Physical activity was assessed by metabolic equivalent task (MET). MET × min = recommended MET × exercise time of corresponding activity (min) [17]. Hypertension was defined as people who have self-reported high blood pressure, systolic blood pressure ≥140 mmHg or diastolic blood pressure ≥90 mmHg, or who took blood pressure medications. Calcium was calculated based on the Calcium intake in Day 1 dietary recall data and supplements. Vitamin D intake was defined according to Vitamin D intake in Day 1 dietary recall data and supplements. BMI ≥25 kg/m2 was regarded as overweight.

Main variables

Carbohydrate, dietary fiber and carbohydrate to fiber ratio were the main variables. Carbohydrate was calculated as carbohydrate/total energy (100gm/1000kcal), and grouped based on tertiles. Dietary fiber was calculated as dietary fiber/total energy (10gm/1000kcal) and grouped based on tertiles. Carbohydrate to fiber ratio = carbohydrate/dietary fiber and grouped based on tertiles.

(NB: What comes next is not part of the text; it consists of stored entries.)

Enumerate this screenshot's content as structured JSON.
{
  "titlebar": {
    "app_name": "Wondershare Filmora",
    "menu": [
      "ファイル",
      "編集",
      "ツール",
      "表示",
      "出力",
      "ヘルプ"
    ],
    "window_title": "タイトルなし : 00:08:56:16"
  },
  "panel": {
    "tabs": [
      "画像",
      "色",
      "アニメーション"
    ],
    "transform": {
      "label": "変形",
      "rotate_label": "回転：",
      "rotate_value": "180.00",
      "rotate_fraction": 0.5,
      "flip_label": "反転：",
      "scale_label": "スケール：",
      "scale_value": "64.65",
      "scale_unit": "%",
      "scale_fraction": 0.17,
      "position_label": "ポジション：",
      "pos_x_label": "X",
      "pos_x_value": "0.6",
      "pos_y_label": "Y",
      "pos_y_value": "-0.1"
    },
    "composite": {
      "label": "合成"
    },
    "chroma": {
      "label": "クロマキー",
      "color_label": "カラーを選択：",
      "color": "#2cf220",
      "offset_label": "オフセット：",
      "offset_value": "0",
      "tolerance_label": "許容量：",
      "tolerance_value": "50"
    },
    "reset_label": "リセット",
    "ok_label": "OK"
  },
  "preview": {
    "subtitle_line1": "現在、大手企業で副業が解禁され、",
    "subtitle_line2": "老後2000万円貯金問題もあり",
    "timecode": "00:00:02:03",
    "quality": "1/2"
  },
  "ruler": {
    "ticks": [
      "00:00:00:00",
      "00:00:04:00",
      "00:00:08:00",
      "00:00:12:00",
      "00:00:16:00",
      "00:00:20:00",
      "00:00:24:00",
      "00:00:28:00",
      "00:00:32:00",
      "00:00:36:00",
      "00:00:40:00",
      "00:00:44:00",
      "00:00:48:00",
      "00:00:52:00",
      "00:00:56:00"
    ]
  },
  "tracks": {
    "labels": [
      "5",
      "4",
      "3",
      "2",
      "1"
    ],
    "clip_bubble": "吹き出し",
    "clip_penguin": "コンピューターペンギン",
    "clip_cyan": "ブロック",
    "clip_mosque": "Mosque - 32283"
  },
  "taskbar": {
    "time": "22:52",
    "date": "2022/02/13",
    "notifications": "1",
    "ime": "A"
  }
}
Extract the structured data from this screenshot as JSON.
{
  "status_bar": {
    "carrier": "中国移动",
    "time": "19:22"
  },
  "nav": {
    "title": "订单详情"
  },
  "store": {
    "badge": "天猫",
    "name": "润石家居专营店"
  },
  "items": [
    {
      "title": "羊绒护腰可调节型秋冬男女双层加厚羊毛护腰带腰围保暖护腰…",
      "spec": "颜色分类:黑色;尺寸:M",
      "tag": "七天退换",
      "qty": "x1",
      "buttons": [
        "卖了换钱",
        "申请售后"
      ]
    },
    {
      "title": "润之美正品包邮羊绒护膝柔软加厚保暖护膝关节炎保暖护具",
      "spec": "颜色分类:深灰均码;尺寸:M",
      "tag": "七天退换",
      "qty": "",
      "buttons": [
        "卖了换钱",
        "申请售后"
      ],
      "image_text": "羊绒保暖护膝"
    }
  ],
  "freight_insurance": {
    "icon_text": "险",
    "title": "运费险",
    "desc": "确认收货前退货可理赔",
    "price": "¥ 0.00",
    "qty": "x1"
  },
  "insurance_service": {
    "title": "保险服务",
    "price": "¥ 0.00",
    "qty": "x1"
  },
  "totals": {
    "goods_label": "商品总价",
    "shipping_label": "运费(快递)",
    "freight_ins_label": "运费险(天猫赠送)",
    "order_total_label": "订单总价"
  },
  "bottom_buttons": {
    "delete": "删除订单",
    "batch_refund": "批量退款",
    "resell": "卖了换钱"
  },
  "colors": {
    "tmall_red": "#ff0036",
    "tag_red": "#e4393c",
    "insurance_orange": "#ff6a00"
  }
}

Assessment of dietary fiber and carbohydrate intake

The dietary intake data are utilized to estimate the types and quantities of foods and beverages (including all forms of water) consumed within the 24-hour period preceding the interview (from midnight to midnight), as well as to assess intakes of energy, nutrients, and other food components from those consumables. The dietary interview component, known as What We Eat in America (WWEIA), is conducted through a collaborative effort between the U.S. Department of Agriculture (USDA) and the U.S. Department of Health and Human Services (DHHS). Within this partnership, DHHS’ National Center for Health Statistics (NCHS) assumes responsibility for survey sample design and all aspects related to data collection, while USDA’s Food Surveys Research Group (FSRG) takes charge of dietary data collection methodology, maintenance of databases used for coding and processing data, as well as data review and processing [18]. All NHANES participants are eligible for two 24-hour dietary recall interviews. The first dietary recall interview is collected in-person in the Mobile Examination Center (MEC) and the second interview is collected by telephone 3 to 10 days later. Detailed information about each food/beverage item (including the description, amount of, and nutrient content) reported by each participant is included in the Individual Foods files (https://wwwn.cdc.gov/Nchs/Nhanes/2013-2014/DR1IFF_H.htm#DR1IFDCD). This method has been validated in large-scale studies and proven effective for accurately assessing nutrient intake among adults. For each participant, estimates of fiber and carbohydrate intake from each individual food or beverage item were calculated.

Outcome variable

Osteoporosis was the outcome, which was determined by BMDs of total femur and femur neck according to DXXOFBMD and DXXNKBMD in DXXFEM, respectively. BMD was measured using dual-energy X-ray absorptiometry (DXA). A high level of quality control was maintained throughout the DXA data collection and scan analysis, including a rigorous phantom scanning schedule. Staff from the National Center for Health Statistics (NCHS) and the NHANES data collection contractor monitored technologist acquisition performance through in-person observations in the field. Retraining sessions were conducted with the technologists annually and as needed to reinforce correct techniques and appropriate protocol. In addition, technologist performance codes were recorded by the NHANES quality control center at the University of California, San Francisco (UCSF), Department of Radiology during review of participant scans. The codes documented when the technologist had deviated from acquisition procedures and where scan quality could have been improved. The performance codes were tracked for each technologist individually and a summary reported to NCHS on a quarterly basis. Additional feedback on technologist performance was provided by the UCSF when problems were noted during review of the scans. Constant communication was maintained throughout the year among the UCSF, the NCHS, and the data collection contractor regarding any issues that arose. Hologic service engineers performed all routine densitometer maintenance and repairs. Copies of all reports completed by the manufacturer’s service engineers were sent to the UCSF when the scanners were serviced or repaired so any changes in measurement as a result of the work could be assessed. Each participant and phantom scan was reviewed and analyzed by the UCSF using standard radiologic techniques and study-specific protocols developed for the NHANES. Expert review was conducted by the UCSF on 100% of analyzed participant scans to verify the accuracy and consistency of the results. Invalidity codes were applied by the UCSF to indicate the reasons femur and spine regions of interest (ROI) could not be analyzed accurately. The quality control phantoms were scanned according to a predetermined schedule. A number of data quality issues were addressed through the quality control program. The expert review procedures assured that scan analysis was accurate and consistent. (https://wwwn.cdc.gov/Nchs/Nhanes/2013-2014/DXXFEM_H.htm).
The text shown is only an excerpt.